Nur Cahayati, 63 tahun, beringsut dari kasurnya di Ruang Apel. Ia menyahut seruan Noky, lalu menggandeng gayung berisi peralatan mandi dan melingkarkan handuk di sekitar lengan. Melihat Tempo di bibir pintu kamarnya, ia tersenyum. Wajahnya tampak terkejut saat Tempo meraih telapak tangan dan mengecupnya.

Perempuan asal Pacar Kembang, Surabaya itu baru pertama kalinya merasakan Hari Raya Idul Fitri di Griya Wreda, atau yang biasa disebut Panti Jompo. Nur mengaku mendaftar sendiri ke Dinas Sosial bersama suaminya 9 bulan lalu, setelah hartanya habis dan tak sanggup membayar kontrakan. "Anak kulo telu, pun pejah sedaya (anak saya tiga orang, sudah meninggal semua)," tuturnya sembari terisak.

Sementara itu, saudara sepupu dan kerabat lain dinilainya tak peduli. Beruntung ia mengantongi Kartu Tanda Penduduk Surabaya, sehingga ia boleh tinggal di bangunan berpenghuni 75 orang lansia tersebut. "Nggih ngeten niki Riyadhin, sepen mboten wonten sing nginguk (ya seperti ini Lebaran, sepi nggak ada yang menengok)."

Sama halnya dengan Akeman. Kakek 88 tahun itu juga tak merayakan Hari Raya secara khusus. Hari-harinya dihabiskan seperti biasa, sesuai jadwal aktivitas penghuni Griya Wreda; senam, keterampilan, pengajian, sesekali jalan-jalan di sekitar kompleks. Ia masih tampak segar bugar dan ingatannya cukup kuat, meski mata kirinya sudah tak ada.

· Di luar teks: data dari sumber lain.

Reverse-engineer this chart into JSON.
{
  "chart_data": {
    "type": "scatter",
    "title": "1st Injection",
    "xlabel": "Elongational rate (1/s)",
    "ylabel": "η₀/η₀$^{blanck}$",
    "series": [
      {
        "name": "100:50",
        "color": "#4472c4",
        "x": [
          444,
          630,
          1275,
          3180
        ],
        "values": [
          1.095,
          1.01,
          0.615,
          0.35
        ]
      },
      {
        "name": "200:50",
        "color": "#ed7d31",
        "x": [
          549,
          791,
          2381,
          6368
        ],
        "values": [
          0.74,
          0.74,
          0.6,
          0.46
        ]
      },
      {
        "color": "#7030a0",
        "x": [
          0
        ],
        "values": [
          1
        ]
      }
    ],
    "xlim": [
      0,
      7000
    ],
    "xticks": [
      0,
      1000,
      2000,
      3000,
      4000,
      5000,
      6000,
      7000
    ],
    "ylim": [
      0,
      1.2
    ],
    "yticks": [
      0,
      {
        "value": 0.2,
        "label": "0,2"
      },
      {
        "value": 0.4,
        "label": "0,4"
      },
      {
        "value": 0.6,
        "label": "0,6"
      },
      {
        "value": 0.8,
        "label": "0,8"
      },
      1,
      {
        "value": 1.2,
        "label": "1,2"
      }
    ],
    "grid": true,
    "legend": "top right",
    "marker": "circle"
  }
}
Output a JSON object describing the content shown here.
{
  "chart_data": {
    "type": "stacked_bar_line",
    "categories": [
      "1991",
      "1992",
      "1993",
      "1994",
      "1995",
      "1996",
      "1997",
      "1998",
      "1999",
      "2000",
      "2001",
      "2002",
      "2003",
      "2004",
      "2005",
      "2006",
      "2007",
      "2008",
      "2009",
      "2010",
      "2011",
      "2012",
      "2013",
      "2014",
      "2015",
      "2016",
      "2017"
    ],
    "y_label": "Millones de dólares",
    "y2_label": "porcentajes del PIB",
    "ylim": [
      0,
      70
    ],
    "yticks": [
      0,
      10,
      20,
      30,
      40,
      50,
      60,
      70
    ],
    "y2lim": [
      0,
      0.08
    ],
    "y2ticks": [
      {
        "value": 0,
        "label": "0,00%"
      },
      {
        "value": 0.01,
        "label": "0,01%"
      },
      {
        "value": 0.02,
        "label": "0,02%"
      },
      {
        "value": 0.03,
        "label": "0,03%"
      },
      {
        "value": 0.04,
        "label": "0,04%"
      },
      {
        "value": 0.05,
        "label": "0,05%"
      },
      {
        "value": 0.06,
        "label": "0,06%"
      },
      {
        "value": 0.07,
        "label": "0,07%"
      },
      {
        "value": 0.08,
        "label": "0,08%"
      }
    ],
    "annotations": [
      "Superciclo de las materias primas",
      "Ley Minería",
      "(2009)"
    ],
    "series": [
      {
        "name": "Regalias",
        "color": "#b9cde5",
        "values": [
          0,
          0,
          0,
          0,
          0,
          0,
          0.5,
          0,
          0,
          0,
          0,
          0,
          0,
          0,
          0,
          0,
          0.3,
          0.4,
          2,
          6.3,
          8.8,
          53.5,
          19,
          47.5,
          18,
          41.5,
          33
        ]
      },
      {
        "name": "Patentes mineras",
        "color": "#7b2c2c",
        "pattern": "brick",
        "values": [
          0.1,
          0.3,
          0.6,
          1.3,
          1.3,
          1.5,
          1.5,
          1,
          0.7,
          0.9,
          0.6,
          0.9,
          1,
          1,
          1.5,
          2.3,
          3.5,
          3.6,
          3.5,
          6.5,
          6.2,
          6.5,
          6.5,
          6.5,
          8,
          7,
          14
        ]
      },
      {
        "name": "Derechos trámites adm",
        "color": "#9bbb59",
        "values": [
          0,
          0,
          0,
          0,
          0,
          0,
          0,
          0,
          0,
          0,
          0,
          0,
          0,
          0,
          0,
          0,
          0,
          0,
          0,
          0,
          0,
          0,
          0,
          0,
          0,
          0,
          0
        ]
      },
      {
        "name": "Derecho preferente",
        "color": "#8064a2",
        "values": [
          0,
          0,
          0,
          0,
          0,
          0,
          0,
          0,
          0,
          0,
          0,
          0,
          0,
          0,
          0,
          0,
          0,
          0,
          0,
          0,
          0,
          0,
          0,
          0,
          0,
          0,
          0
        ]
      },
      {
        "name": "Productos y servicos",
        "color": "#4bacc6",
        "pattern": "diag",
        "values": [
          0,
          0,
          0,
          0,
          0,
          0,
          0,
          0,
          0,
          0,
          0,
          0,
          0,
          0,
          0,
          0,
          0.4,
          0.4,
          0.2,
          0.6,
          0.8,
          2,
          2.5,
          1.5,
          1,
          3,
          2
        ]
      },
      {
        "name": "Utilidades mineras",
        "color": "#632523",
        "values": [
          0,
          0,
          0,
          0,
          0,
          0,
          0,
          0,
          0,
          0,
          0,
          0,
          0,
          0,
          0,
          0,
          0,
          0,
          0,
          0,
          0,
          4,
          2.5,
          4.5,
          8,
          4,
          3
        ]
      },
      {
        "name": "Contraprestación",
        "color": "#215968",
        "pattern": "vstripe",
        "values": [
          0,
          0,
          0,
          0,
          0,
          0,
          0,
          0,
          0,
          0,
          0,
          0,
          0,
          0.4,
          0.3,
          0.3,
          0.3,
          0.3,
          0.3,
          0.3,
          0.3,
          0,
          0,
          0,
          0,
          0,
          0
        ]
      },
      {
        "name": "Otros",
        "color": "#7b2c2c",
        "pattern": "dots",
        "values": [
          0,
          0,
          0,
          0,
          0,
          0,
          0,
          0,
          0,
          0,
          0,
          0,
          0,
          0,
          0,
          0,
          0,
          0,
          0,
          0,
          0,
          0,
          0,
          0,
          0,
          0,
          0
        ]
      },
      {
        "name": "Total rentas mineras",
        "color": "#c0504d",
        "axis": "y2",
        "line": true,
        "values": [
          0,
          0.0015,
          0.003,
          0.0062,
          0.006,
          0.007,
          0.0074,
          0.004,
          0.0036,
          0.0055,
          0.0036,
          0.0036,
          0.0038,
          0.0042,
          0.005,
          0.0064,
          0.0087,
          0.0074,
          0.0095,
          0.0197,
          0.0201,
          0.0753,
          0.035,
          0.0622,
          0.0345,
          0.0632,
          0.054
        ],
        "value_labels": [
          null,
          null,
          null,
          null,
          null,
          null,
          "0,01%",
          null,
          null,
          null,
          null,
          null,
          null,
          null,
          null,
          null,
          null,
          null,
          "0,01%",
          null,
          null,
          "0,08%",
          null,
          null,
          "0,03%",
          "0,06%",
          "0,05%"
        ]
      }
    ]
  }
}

Dengan penuh semangat, Akeman berkisah kalau dia adalah salah satu pejuang pada masa perang kemerdekaan. "Aku iki biyen anak buah-e Bung Tomo! Ndelik-ndelik, nggowo bambu (aku ini dulu anak buahnya Bung Tomo. Sembunyi-sembunyi, membawa bambu)," serunya. Sayangnya, ia terlambat mendaftarkan diri sebagai veteran gara-gara kabur selama setahun ke Jatiwangi akibat dikejar mata-mata Belanda.

Roda hidupnya berputar saat berusia senja. Meski mengaku menikah sampai 5 kali, satu per satu istrinya meninggal. Tiga anak-anaknya merantau, dua di antaranya meninggal juga. Ia dievakuasi petugas Linmas saat banjir melanda rumah satu-satunya di daerah Kedurus, Surabaya. "Aku teriak...tolong, tolong. Mripatku kan gak ketok (mataku kan nggak kelihatan)," kata dia, mengenang.

Noky mengatakan, selama Lebaran ini, tak banyak sanak saudara yang berkunjung ke sana. Hingga hari ketiga Idul Fitri, hanya sekitar 15 orang lansia yang dijenguk. "Itupun rata-rata keponakan, dan tidak untuk membawanya kembali pulang."

Alasannya ialah tak adanya kedekatan emosional maupun kesulitan finansial. Kerabat keberatan menanggung biaya hidup si kakek atau nenek yang telanjur ditempatkan anaknya di panti jompo. Dari 75 orang lansia, Noky menyebutkan, 10 persen di antaranya memang ditempatkan di sana oleh anak mereka sendiri.

Sedangkan sisanya 45 persen karena sebatang kara dan 45 persen hasil razia oleh petugas Linmas maupun Satpol PP di jalanan. "Yang terlantar itu biasanya dilaporkan oleh tetangga ke ketua RT atau RW, lalu ke pak Lurah, lalu ke Kepala Dinas Sosial," tuturnya.

Saenah, 90 tahun, mengaku bersyukur masih diperbolehkan tinggal dan dirawat di Griya Wreda. "Mungkin memang nasib saya begini. Tapi yang penting ibadah dan cari kesibukan," kata dia, mengusap air mata.